Hi,
I have 2 heterogeneous databases. One in mysql and one in ms sql.
I want to keep them in sync.
There will be flow of data periodically and information flow will be both ways
Anyone got any strategies / approaches to it ??
Hi,
I have 2 heterogeneous databases. One in mysql and one in ms sql.
I want to keep them in sync.
There will be flow of data periodically and information flow will be both ways
Anyone got any strategies / approaches to it ??
Anand, you can find this in Google.
I've not used this software, but they offer a free trial
Assuming you aren't going to use some form of ready made solution, you've got a few options open to you. Basically what you're trying to do is find a way to capture the changes made in one database and replicate them in the other database.
Full Extract and Delta
Take a complete, sorted by key, dump of every row in the table(s) you want to sync and compare it row-by-row against the dump from the last sync you ran.
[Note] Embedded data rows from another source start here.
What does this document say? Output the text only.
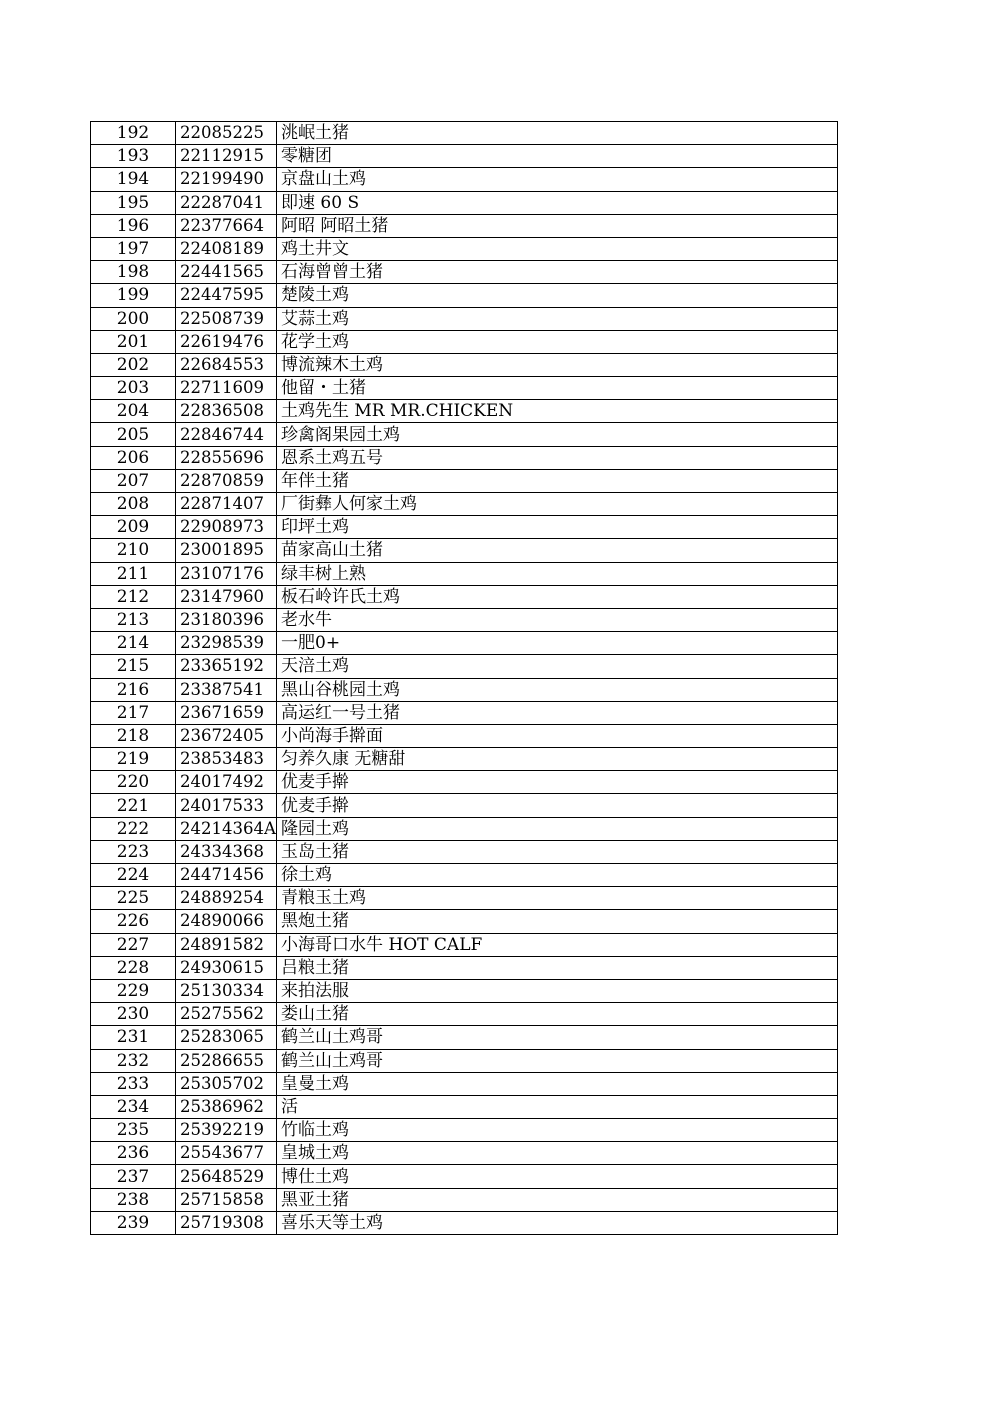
192	22085225	洮岷土猪
193	22112915	零糖团
194	22199490	京盘山土鸡
195	22287041	即速 60 S
196	22377664	阿昭 阿昭土猪
197	22408189	鸡土井文
198	22441565	石海曾曾土猪
199	22447595	楚陵土鸡
200	22508739	艾蒜土鸡
201	22619476	花学土鸡
202	22684553	博流辣木土鸡
203	22711609	他留・土猪
204	22836508	土鸡先生 MR MR.CHICKEN
205	22846744	珍禽阁果园土鸡
206	22855696	恩系土鸡五号
207	22870859	年伴土猪
208	22871407	厂街彝人何家土鸡
209	22908973	印坪土鸡
210	23001895	苗家高山土猪
211	23107176	绿丰树上熟
212	23147960	板石岭许氏土鸡
213	23180396	老水牛
214	23298539	一肥0+
215	23365192	天涪土鸡
216	23387541	黑山谷桃园土鸡
217	23671659	高运红一号土猪
218	23672405	小尚海手擀面
219	23853483	匀养久康 无糖甜
220	24017492	优麦手擀
221	24017533	优麦手擀
222	24214364A	隆园土鸡
223	24334368	玉岛土猪
224	24471456	徐土鸡
225	24889254	青粮玉土鸡
226	24890066	黑炮土猪
227	24891582	小海哥口水牛 HOT CALF
228	24930615	吕粮土猪
229	25130334	来拍法服
230	25275562	娄山土猪
231	25283065	鹤兰山土鸡哥
232	25286655	鹤兰山土鸡哥
233	25305702	皇曼土鸡
234	25386962	活
235	25392219	竹临土鸡
236	25543677	皇城土鸡
237	25648529	博仕土鸡
238	25715858	黑亚土猪
239	25719308	喜乐天等土鸡
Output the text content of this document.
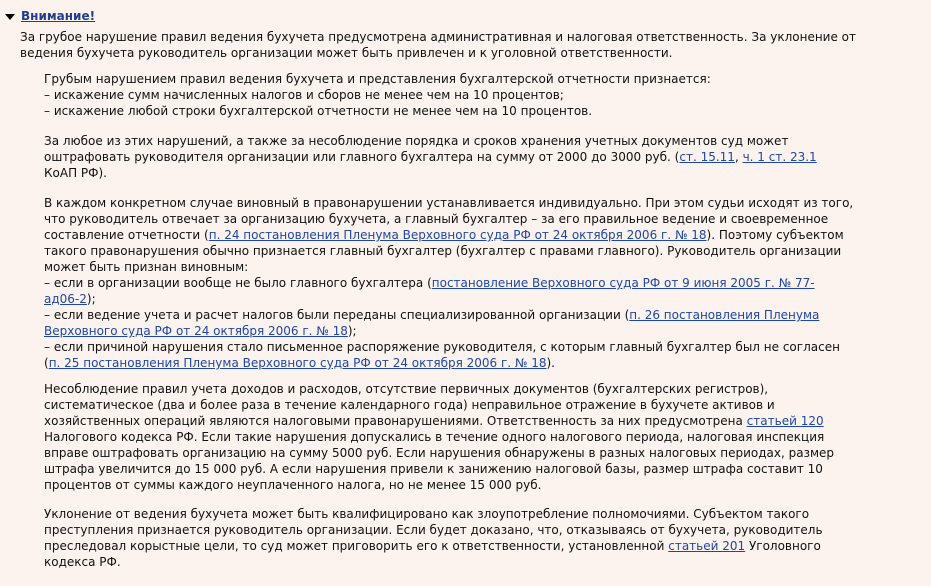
Внимание!

За грубое нарушение правил ведения бухучета предусмотрена административная и налоговая ответственность. За уклонение от

ведения бухучета руководитель организации может быть привлечен и к уголовной ответственности.

Грубым нарушением правил ведения бухучета и представления бухгалтерской отчетности признается:

– искажение сумм начисленных налогов и сборов не менее чем на 10 процентов;

– искажение любой строки бухгалтерской отчетности не менее чем на 10 процентов.

За любое из этих нарушений, а также за несоблюдение порядка и сроков хранения учетных документов суд может

оштрафовать руководителя организации или главного бухгалтера на сумму от 2000 до 3000 руб. (ст. 15.11, ч. 1 ст. 23.1

КоАП РФ).

В каждом конкретном случае виновный в правонарушении устанавливается индивидуально. При этом судьи исходят из того,

что руководитель отвечает за организацию бухучета, а главный бухгалтер – за его правильное ведение и своевременное

составление отчетности (п. 24 постановления Пленума Верховного суда РФ от 24 октября 2006 г. № 18). Поэтому субъектом

такого правонарушения обычно признается главный бухгалтер (бухгалтер с правами главного). Руководитель организации

может быть признан виновным:

– если в организации вообще не было главного бухгалтера (постановление Верховного суда РФ от 9 июня 2005 г. № 77-

ад06-2);

– если ведение учета и расчет налогов были переданы специализированной организации (п. 26 постановления Пленума

Верховного суда РФ от 24 октября 2006 г. № 18);

– если причиной нарушения стало письменное распоряжение руководителя, с которым главный бухгалтер был не согласен

(п. 25 постановления Пленума Верховного суда РФ от 24 октября 2006 г. № 18).

Несоблюдение правил учета доходов и расходов, отсутствие первичных документов (бухгалтерских регистров),

систематическое (два и более раза в течение календарного года) неправильное отражение в бухучете активов и

хозяйственных операций являются налоговыми правонарушениями. Ответственность за них предусмотрена статьей 120

Налогового кодекса РФ. Если такие нарушения допускались в течение одного налогового периода, налоговая инспекция

вправе оштрафовать организацию на сумму 5000 руб. Если нарушения обнаружены в разных налоговых периодах, размер

штрафа увеличится до 15 000 руб. А если нарушения привели к занижению налоговой базы, размер штрафа составит 10

процентов от суммы каждого неуплаченного налога, но не менее 15 000 руб.

Уклонение от ведения бухучета может быть квалифицировано как злоупотребление полномочиями. Субъектом такого

преступления признается руководитель организации. Если будет доказано, что, отказываясь от бухучета, руководитель

преследовал корыстные цели, то суд может приговорить его к ответственности, установленной статьей 201 Уголовного

кодекса РФ.
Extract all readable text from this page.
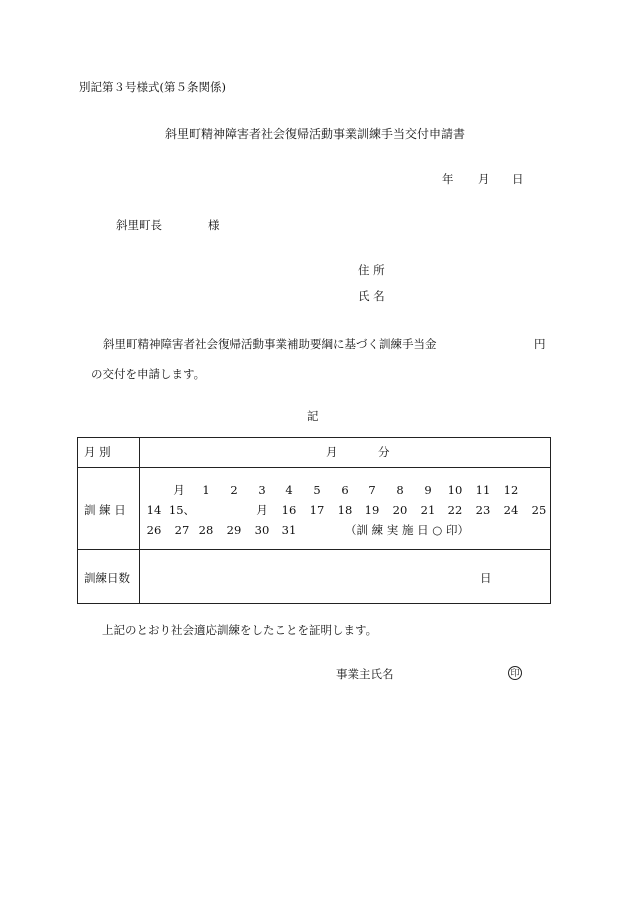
別記第３号様式(第５条関係)
斜里町精神障害者社会復帰活動事業訓練手当交付申請書
年 月 日
斜里町長	様
住 所
氏 名
斜里町精神障害者社会復帰活動事業補助要綱に基づく訓練手当金	円
の交付を申請します。
記
月 別	月	分
訓 練 日
月	1	2	3	4	5	6	7	8	9	10	11	12
14 15、	月	16	17	18	19	20	21	22	23	24	25
26	27 28	29	30	31	（訓 練 実 施 日 ○ 印）
訓練日数	日
上記のとおり社会適応訓練をしたことを証明します。
事業主氏名	印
Having the output sorted makes the compare process a lot quicker, as you can figure out if a row has been changed, removed or deleted without
This option should be quite viable for smaller or medium sized databases.
Transaction Logs
Analyze the transaction logs from the database in order to find out what changed, and apply those changes to the other database.
Possibly a good idea if you can count on the logs being available.
Triggers
Use triggers to record the changes, and replicate them to the other database.
Synchronization in the Application
Simply make sure the application writes to both databases.
This could be made to work if the application writes to the database only through a few controlled modules (ie. there's not many places to forget to update both databases). In a less managed setup (ie. multiple applications / uncontrolled or poorly factored database access / ad-hoc scripts) this simply isn't an option.
First more info is needed:
In general, if you need real-time synchronization then you end up with a replication solution. This can typically handle a very small amount of transformation (usually happens via stored procs). It is typically a commercial solution that sniffs logs. Since most people don't want to have a code dependency on log formats they almost always go with a packaged solution.
If you don't need real-time synchronization, have vast data volumes or have significant transformation requirements then you end up with an ETL solution. There are quite a few to choose from, but they are mostly commercial. On the other hand, they aren't difficult to develop yourself - if you take the time to understand best practices. Which oddly enough, really aren't talked about much. Anyhow, Adam Luchjenbroers did a good job identifying most of the approaches with ETL. I recommend the file delta approach if you can afford to loose transactions between snapshots - since it is otherwise the most accurate approach since all of the others rely on timestamps, triggers or logs which do not capture all changes.